- Businesses surveyed in December indicated that they were concerned second wave of Covid-19 infections would lead to more restrictions.
- Levels of demand are still subdued, suggesting the economy has a long way to recover from the impact of the Covid-19 pandemic, says an economist.
- While output levels were largely stable in December, there were issues in sourcing raw materials due to Covid-19 restrictions, the IHS Markit survey shows.
Businesses are hardly optimistic about the future, in light of the second wave of Covid-19 infections which they fear would lead to more restrictions, a survey shows.
IHS Markit on Wednesday released its Purchasing Managers' Index (PMI) – a measure of private sector business performance. The survey was conducted between 4 December and 21 December. It registered 50.2 in December, down from 50.3 in November, and is the lowest reading in three months. A figure greater than 50 indicates an improvement in the sector.
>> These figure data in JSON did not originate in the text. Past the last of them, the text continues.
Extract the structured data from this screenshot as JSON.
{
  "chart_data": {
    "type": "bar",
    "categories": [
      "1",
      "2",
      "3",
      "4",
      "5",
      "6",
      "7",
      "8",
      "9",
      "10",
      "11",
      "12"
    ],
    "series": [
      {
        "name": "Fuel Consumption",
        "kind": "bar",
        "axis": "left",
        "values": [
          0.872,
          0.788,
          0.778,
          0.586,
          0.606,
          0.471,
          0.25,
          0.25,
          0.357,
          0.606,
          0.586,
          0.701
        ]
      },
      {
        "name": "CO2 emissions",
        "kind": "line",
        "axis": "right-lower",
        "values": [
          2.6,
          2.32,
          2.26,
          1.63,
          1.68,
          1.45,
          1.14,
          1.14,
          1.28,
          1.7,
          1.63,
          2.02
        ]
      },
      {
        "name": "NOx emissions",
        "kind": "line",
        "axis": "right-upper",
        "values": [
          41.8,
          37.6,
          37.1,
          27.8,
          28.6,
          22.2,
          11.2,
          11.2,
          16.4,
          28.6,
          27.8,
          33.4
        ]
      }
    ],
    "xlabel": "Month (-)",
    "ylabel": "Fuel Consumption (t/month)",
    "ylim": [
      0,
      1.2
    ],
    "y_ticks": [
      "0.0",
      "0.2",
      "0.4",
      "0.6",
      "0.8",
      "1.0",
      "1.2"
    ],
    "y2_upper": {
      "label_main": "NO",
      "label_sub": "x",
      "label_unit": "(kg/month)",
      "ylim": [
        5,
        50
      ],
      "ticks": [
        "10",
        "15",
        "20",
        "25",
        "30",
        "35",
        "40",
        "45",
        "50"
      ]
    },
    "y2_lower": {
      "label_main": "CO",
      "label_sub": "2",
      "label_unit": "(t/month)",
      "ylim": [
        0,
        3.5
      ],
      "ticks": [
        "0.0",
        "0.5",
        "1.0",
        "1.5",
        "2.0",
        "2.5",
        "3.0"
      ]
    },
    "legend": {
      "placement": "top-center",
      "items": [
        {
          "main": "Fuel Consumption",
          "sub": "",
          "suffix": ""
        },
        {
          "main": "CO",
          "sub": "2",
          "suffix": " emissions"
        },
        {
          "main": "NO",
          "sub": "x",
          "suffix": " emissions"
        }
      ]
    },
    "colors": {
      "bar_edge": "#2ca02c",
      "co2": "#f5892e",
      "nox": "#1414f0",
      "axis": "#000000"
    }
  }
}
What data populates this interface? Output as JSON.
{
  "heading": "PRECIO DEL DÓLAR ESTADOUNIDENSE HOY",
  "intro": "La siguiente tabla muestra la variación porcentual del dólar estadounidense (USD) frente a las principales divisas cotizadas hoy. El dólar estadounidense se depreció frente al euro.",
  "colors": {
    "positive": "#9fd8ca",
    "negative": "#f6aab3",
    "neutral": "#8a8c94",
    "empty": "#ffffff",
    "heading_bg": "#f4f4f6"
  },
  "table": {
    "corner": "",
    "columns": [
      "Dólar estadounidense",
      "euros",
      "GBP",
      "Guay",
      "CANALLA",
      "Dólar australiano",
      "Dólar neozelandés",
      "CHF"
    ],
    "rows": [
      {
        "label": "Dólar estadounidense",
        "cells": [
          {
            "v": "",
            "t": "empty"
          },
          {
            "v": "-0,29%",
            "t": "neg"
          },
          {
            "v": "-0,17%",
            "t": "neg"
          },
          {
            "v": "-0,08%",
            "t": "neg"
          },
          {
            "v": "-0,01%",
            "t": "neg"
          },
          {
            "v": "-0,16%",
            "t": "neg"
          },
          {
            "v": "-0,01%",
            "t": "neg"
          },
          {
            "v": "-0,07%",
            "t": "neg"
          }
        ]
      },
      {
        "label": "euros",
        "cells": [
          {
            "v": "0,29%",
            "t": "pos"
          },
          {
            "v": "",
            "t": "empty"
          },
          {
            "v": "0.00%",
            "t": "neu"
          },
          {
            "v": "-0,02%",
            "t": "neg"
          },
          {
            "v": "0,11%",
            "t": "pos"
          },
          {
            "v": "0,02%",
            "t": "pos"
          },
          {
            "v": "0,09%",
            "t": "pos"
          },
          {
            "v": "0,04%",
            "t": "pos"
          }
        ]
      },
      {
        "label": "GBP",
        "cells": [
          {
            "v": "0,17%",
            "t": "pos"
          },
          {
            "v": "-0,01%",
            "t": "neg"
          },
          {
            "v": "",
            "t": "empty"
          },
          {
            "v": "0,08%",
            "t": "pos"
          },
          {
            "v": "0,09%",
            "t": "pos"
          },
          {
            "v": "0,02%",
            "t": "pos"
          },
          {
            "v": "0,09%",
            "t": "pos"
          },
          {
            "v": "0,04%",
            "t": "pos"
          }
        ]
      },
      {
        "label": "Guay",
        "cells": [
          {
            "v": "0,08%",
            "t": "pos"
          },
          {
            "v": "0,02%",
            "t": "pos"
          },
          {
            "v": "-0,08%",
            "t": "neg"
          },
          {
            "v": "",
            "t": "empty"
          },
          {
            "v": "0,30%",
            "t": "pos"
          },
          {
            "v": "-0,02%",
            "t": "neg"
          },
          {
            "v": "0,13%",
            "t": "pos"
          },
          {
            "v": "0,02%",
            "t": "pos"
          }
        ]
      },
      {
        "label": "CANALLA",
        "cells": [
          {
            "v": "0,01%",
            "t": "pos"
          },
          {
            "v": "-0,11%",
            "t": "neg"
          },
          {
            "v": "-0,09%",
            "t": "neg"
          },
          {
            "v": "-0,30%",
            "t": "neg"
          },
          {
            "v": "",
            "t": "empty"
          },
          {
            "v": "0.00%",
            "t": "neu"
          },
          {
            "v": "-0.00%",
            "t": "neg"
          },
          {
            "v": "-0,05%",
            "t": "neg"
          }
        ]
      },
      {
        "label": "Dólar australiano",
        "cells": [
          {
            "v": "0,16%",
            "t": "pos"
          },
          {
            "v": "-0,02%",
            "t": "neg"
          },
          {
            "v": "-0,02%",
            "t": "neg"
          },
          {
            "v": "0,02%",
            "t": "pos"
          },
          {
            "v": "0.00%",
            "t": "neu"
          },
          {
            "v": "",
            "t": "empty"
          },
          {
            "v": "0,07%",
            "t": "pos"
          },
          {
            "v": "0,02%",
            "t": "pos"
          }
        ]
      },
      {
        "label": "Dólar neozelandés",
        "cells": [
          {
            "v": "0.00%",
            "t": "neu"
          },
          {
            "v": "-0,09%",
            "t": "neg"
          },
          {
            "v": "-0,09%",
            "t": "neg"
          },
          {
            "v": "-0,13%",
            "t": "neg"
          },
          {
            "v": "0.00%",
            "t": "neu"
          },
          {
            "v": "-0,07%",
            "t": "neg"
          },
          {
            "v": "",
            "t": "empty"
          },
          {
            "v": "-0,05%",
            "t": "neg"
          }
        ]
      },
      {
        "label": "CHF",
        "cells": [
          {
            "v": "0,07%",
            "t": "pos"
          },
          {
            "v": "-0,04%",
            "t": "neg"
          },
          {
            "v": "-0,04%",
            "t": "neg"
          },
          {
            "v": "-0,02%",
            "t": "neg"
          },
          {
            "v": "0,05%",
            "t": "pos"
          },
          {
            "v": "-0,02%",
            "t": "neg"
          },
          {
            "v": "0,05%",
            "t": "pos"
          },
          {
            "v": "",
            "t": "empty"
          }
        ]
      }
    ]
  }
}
While output levels remained stable in December, businesses struggled to source raw materials due to the Covid-19 restrictions impacting global supply chains, the report indicated. Employment levels also fell, but modestly. Businesses are concerned about future prospects. "Expectations for future activity dipped to a four-month low," the report read.
Economist at IHS Markit, David Owen, noted the weak demand in the economy.
"Notably, business confidence was hit by firms' concerns that a sharp rise in Covid-19 cases could lead to a second wave of restrictions."
Given the rising cases, now more than 1 million, President Cyril Ramaphosa ahead of the new year reinstated adjusted lockdown Level 3 restrictions to control the movement of people during the festive period. This lockdown is expected to be reviewed on 15 January.
"While PMI data over the fourth quarter of 2020 points to an easing to the downturn, demand indicators suggest that the economy has far to go to recover from the pandemic.
"Moreover, should restrictions be reimposed, the country could face a second decline in activity over the first quarter of 2021," said Owen.
Business expectations for the next 12 months are still positive, but have dropped to their lowest levels since August.
"Hopes of an end to the pandemic drove business confidence, although there were worries that a second wave of Covid-19 and problems with input supply could derail the economic recovery," the report read.
Chief economist of the Bureau for Economic Research Hugo Pienaar said the move to adjusted lockdown Level 3 has slowed the momentum of recovery in the first quarter of 2021. This was as some income support measures are lapsing, people are more cautious about moving about due to the second wave which is deterring them from going out to restaurants, and there are extended lockdowns among some of SA's trading partners like the UK and countries in Europe.
Similarly economists at Momentum Investments noted the renewed lockdown restrictions would weigh on the economic recovery.
"In our view, countries that are larger, more flexible, less exposed to contact-intensive activity and that have a more diversified underlying contribution to economic activity will likely fare better in coming quarters," said Momentum Investments economist Sanisha Packirisamy. On the flipside, countries with smaller, concentrated economies, reliant on services such as tourism and hospitality and have an "entrenched small business culture" will require more support to aid their recovery, she explained.
Momentum Investments sees medical advances contributing significantly to the overall global economic recovery.
The World Bank similarly put forward that the rapid and widespread rollout of vaccines, coupled with investments could sustain long-term recovery. The bank expects the world economy to grow by 4%, and has pencilled in 3.3% growth for South Africa.